I built a tax-aware long/short simulator/dashboard
A simulator anyone can use to kick the tires on tax-aware long/short... with caution
The promise of tax-aware long/short strategies like the 130/30, 200/100, and more, is pretax alpha plus a boatload of capital losses.
Here’s a 2-sentence, 2-image overview if you need to get up to speed on the hottest thing happening in taxable wealth (est. $55bn - $65bn AUM).
The losses are useful for offsetting realized gains in the immediate portfolio. They can also reduce tax friction anywhere in the household portfolio (and for future generations), making this strategy a powerful planning tool.
There are costs (namely, fees and financing), and risks (including 1. product/manager risk, 2. external/systemic risk, and 3. operator/planner risk), but before all of that, I just want to understand the mechanics of the strategy.
So, I built a control panel on top of a simple simulator, so folks can grok what’s going on.
Please read the assumptions and understand the shortcomings of simple models like geometric Brownian motion (e.g., constant drift and constant volatility are unrealistic, etc.). This is an educational tool that should be part of a more comprehensive diligence program. It is very much in the prototype/proof of concept stage.
I considered creating an operating manual, but figured everyone would simply prefer to play with the tool, so here it is.
Let me know what you think, what I need to fix, and what would make it more useful.

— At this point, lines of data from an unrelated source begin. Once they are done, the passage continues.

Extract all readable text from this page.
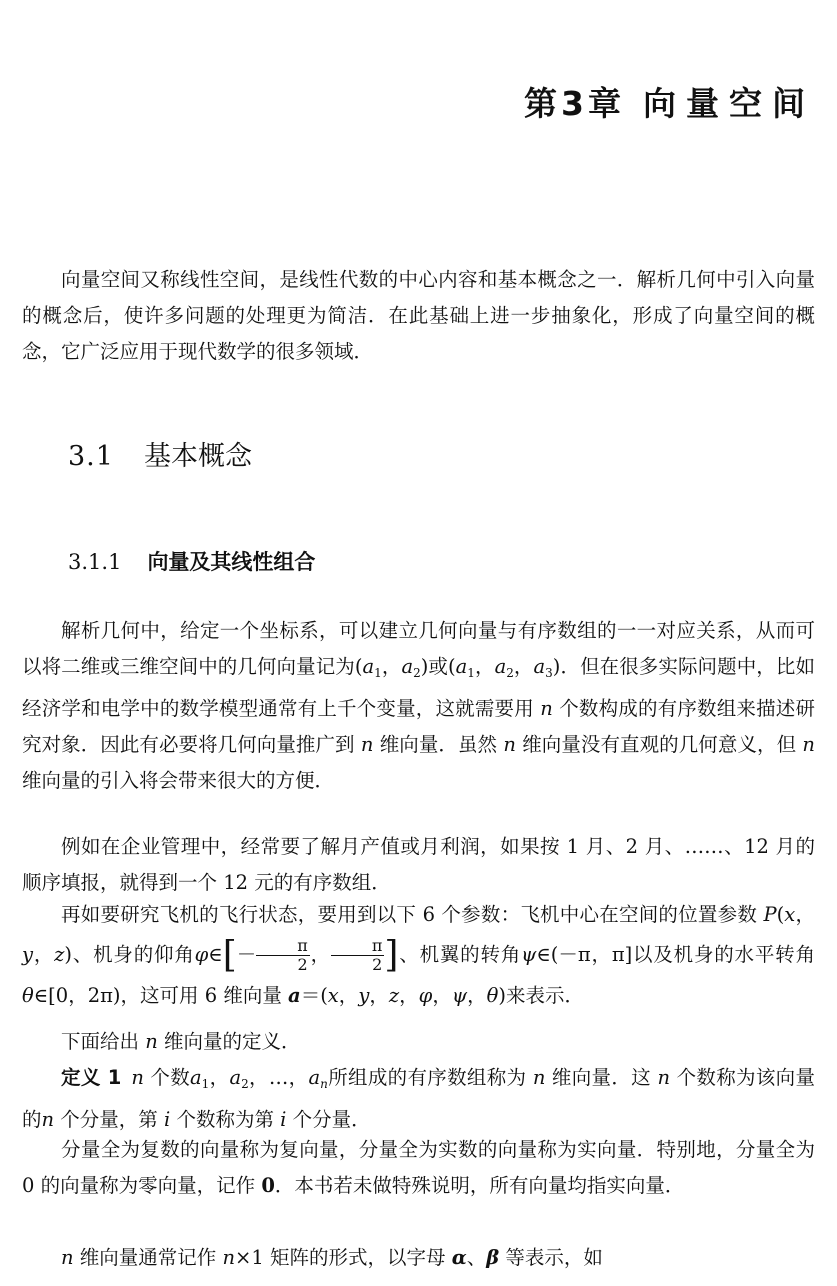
第3章 向量空间

向量空间又称线性空间，是线性代数的中心内容和基本概念之一．解析几何中引入向量的概念后，使许多问题的处理更为简洁．在此基础上进一步抽象化，形成了向量空间的概念，它广泛应用于现代数学的很多领域．

3.1 基本概念
3.1.1 向量及其线性组合

解析几何中，给定一个坐标系，可以建立几何向量与有序数组的一一对应关系，从而可以将二维或三维空间中的几何向量记为($a_1$，$a_2$)或($a_1$，$a_2$，$a_3$)．但在很多实际问题中，比如经济学和电学中的数学模型通常有上千个变量，这就需要用 n 个数构成的有序数组来描述研究对象．因此有必要将几何向量推广到 n 维向量．虽然 n 维向量没有直观的几何意义，但 n 维向量的引入将会带来很大的方便．

例如在企业管理中，经常要了解月产值或月利润，如果按 1 月、2 月、……、12 月的顺序填报，就得到一个 12 元的有序数组．

再如要研究飞机的飞行状态，要用到以下 6 个参数：飞机中心在空间的位置参数 P(x，y，z)、机身的仰角φ∈[－ $\frac{\pi}{2}$ ， $\frac{\pi}{2}$ ]、机翼的转角ψ∈(－π，π]以及机身的水平转角θ∈[0，2π)，这可用 6 维向量 a＝(x，y，z，φ，ψ，θ)来表示．

下面给出 n 维向量的定义．

定义 1 n 个数$a_1$，$a_2$，…，$a_n$所组成的有序数组称为 n 维向量．这 n 个数称为该向量的n 个分量，第 i 个数称为第 i 个分量．

分量全为复数的向量称为复向量，分量全为实数的向量称为实向量．特别地，分量全为 0 的向量称为零向量，记作 0．本书若未做特殊说明，所有向量均指实向量．

n 维向量通常记作 n×1 矩阵的形式，以字母 α、β 等表示，如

The control panel above was inspired by my dad’s work as an Electronics Technician (Nuclear) on US Navy submarines in the 1980s, and my later work as a software observability engineer.
If you don’t know about the Naval Nuclear Propulsion Program, here are some fast facts:
Since the 1950s, the US Navy has operated a fleet of submarines powered by small nuclear reactors.
Cores can last 25+ years without refueling (food and human endurance are the limiting factors).
In ~70 years and over 7,000 reactor-years of operation, the Navy has never had a single nuclear reactor accident.
The architect of the program was Admiral Hyman Rickover, a hero. Full stop. This country is safer because of his 60+ years of service.
My dad served aboard USS Omaha (SSN-692) and USS Birmingham (SSN-695), both Los Angeles-class “688 boats.”
The fun part of his job was operations and maintenance of the reactor. The “invisible dance” explanatory scene from the 2019 TV series Chernobyl accurately captures his job of maintaining balance in the reactor, and he’ll explain, over a beer, to anyone within earshot, how the Soviet RBMK reactor failed and why the US reactors have no such flaws.